Governor of Daraa
- Incumbent
- Assumed office 5 March 2025
- President: Ahmed al-Sharaa
- Preceded by: Asaad Yazid al-Toukan

Personal details
- Born: 1975 (age 50–51) Al-Taybah, Daraa, Syria
- Education: Idlib University Al-Shamal Private University [ar]
- Nickname: Abu Suhaib (أبو صهيب)
- Allegiance: Ahrar al-Sham (c. 2012)
- Conflicts: Syrian civil war Daraa Governorate campaign; ;

= Anwar al-Zoubi =

Syrian politician (born 1975)

Anwar Taha al-Zoubi (أنور طه الزعبي) is a Syrian politician and former military commander. He was appointed Governor of Daraa Governorate on 5 March 2025 by Syria's caretaker government, following the fall of the Assad regime.

== Early life and education ==
Al-Zoubi was born in 1975 in Al-Taybah, Daraa. He studied political science at Idlib University, and graduated from the Faculty of Political Science at Al-Shamal Private University on 6 September 2025.

== Activity during the civil war ==
Al-Zoubi joined the Syrian opposition by 2012, becoming a commander of Ahrar al-Sham in Daraa Governorate. In 2018, al-Zoubi was among the opposition leaders deported to Idlib Governorate following their surrender to the Assad regime after the 2018 Southern Syria offensive, with a local activist describing him to Al-Araby Al-Jadeed as one of the "most prominent figures" from Daraa to be sent to northwestern Syria.

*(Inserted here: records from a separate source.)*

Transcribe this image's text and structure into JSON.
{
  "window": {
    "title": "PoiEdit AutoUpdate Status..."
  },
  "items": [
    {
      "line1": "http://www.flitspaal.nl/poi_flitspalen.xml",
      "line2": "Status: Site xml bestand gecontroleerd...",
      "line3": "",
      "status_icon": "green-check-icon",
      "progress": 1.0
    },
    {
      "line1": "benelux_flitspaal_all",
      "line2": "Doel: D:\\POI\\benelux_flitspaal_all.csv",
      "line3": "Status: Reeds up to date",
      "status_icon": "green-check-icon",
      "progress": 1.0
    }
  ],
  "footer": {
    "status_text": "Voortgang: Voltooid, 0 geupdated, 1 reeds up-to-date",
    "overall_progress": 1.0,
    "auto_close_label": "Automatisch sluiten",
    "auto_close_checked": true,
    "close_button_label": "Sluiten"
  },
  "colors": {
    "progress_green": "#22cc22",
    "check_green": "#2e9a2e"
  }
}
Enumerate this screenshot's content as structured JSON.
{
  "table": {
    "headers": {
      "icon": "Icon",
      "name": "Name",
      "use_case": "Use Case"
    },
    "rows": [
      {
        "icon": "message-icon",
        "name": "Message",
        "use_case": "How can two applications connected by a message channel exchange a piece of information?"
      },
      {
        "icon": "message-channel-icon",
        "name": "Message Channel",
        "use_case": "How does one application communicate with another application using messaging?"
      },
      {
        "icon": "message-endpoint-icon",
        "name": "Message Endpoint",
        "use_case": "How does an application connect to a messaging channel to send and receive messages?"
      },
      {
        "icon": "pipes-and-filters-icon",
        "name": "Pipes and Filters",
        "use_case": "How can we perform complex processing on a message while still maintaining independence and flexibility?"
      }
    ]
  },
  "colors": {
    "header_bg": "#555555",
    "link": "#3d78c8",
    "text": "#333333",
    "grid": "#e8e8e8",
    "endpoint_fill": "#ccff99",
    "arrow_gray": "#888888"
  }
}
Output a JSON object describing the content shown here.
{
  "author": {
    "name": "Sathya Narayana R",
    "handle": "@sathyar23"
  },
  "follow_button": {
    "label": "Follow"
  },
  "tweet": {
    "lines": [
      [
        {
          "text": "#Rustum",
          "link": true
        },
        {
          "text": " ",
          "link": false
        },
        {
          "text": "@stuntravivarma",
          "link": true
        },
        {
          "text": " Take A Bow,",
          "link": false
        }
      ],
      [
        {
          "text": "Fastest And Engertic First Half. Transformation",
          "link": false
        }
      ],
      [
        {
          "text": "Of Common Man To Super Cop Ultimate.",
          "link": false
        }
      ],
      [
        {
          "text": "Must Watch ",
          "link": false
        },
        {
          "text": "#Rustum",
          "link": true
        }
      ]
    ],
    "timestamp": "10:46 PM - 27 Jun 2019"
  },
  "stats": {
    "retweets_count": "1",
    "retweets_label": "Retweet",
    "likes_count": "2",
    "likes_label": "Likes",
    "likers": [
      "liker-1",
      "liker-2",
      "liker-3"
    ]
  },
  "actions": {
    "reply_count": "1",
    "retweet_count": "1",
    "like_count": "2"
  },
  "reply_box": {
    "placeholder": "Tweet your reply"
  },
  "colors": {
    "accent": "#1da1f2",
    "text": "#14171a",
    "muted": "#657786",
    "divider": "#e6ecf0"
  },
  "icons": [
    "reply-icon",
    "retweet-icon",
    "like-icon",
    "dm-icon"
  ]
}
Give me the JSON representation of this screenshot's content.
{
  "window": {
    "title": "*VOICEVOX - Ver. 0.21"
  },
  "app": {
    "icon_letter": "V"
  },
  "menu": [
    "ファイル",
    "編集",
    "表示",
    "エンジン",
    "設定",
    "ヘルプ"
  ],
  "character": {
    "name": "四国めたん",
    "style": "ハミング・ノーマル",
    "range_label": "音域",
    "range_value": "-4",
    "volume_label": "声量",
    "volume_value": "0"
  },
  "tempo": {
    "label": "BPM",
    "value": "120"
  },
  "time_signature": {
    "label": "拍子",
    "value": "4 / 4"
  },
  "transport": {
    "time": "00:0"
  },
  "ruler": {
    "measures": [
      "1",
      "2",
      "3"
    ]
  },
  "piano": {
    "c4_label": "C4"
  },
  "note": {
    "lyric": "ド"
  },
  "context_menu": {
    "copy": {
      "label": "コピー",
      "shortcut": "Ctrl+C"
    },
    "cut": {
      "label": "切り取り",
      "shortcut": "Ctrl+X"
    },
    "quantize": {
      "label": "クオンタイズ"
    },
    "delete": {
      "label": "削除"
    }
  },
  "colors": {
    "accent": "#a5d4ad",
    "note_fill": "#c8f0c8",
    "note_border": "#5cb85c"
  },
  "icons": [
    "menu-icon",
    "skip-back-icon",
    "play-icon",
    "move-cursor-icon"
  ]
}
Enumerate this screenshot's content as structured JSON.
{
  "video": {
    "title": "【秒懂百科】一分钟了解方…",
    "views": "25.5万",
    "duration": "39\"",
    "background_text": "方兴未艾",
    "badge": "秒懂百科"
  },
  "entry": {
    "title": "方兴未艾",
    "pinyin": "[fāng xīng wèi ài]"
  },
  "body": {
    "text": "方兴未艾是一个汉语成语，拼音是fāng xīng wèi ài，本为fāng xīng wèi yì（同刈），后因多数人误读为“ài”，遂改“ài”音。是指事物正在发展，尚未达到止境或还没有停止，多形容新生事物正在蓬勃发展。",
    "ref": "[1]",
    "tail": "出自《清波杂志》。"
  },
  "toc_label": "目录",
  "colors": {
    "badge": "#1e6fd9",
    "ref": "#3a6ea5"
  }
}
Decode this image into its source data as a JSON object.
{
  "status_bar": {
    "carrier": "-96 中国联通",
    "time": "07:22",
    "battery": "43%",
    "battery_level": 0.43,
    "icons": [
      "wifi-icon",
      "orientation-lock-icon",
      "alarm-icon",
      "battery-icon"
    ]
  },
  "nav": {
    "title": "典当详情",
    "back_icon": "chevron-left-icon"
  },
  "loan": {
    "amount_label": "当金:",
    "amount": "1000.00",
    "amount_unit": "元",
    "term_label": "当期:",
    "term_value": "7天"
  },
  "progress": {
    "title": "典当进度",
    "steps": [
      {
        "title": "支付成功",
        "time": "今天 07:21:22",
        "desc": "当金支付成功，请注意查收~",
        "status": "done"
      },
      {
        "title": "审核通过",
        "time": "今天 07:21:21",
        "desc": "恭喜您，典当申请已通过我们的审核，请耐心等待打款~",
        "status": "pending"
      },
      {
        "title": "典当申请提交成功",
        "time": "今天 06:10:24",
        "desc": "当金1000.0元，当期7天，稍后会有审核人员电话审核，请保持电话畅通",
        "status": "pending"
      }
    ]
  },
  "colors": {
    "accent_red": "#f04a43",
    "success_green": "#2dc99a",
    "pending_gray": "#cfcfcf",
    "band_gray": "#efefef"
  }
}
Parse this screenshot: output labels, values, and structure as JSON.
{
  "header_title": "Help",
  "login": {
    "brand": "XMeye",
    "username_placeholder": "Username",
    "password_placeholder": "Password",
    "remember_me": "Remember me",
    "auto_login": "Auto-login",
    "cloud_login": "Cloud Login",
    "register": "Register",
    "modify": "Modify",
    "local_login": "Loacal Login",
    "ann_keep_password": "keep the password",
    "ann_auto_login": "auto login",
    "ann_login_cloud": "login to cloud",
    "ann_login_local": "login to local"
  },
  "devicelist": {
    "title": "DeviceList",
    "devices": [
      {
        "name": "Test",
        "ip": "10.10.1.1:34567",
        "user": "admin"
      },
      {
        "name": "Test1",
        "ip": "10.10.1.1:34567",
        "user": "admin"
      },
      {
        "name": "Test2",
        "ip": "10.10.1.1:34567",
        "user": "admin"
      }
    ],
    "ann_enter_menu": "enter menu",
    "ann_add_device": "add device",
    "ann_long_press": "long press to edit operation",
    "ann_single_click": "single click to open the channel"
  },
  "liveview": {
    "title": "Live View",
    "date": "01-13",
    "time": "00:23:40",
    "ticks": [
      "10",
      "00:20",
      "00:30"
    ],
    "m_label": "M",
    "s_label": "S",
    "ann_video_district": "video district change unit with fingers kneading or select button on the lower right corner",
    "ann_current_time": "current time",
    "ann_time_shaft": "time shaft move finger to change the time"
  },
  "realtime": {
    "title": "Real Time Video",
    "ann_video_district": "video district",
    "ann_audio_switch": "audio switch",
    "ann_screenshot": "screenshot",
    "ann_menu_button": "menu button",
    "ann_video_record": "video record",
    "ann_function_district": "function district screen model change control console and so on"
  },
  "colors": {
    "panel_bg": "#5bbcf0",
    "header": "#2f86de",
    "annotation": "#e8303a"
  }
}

In the areas controlled by the Syrian Salvation Government, he played an "active role" on the societal level. He worked to help establish the General Reconciliation Council, a branch of the Idlib Tribal Council formed in early March 2020, and was appointed as its director.

== Post-Assad ==
After the fall of the Assad regime, he was appointed governor of Daraa Governorate on 5 March 2025.